Unmöglich gibt's nicht - das hat Zanardi auch BMW-Motorsportdirektor Jens Marquardt erklärt. "Wir sprachen über den BMW Z4 und ich habe gesagt: Bei Langstreckenrennen ist dieses Auto wirklich stark, vor allem auf einer Strecke wie Spa. Und er hat gesagt: Schade, dass wir dich nicht dabei haben können. Und ich habe entgegnet: Warum nicht? Ich habe ihm dann erklärt, wie ich mir das vorstelle, dann kamen Versammlungen mit den Ingenieuren, ... und jetzt sind wir hier."

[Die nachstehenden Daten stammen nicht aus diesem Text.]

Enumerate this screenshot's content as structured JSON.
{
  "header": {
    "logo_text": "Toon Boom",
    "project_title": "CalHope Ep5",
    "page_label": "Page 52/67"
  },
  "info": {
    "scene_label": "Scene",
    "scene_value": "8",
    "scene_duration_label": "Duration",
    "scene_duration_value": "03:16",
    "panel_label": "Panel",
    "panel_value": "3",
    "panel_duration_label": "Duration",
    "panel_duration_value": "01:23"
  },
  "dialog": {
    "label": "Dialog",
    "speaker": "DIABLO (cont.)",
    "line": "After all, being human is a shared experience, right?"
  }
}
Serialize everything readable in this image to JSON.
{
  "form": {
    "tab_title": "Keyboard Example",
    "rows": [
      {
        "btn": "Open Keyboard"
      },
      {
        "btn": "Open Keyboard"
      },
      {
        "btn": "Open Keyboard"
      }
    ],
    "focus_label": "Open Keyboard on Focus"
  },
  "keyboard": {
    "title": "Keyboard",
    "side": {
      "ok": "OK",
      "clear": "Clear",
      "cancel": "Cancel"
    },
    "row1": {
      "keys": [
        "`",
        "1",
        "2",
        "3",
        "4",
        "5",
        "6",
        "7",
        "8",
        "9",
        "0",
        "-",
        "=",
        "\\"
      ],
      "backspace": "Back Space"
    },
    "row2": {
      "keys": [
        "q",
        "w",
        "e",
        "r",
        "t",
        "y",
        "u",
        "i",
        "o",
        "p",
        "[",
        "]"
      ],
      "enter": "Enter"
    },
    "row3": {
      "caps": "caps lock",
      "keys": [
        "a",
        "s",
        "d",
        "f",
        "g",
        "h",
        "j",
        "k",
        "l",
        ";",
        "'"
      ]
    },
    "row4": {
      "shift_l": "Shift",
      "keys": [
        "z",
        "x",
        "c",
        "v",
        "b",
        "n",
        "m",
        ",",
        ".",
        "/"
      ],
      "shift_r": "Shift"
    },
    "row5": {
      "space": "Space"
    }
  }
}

Ganz nach dem Motto: Probleme sind da, um gelöst zu werden. Als Zanardi nach dem Unfall wieder in den Rennsport einstieg, war erst geplant, dass Zanardi alles per Hand steuert: Gas, Bremsen, Kupplung, Gangschaltung. Das war ein bisschen viel des Guten. "In der Kurve bremsen, schalten, ein bisschen Gas geben und dabei ja auch noch lenken - dann habe ich gesagt: Wenn ihr mir was baut, was ich mit dem Mund steuern kann, putz ich beim Fahren auch noch das Auto ..."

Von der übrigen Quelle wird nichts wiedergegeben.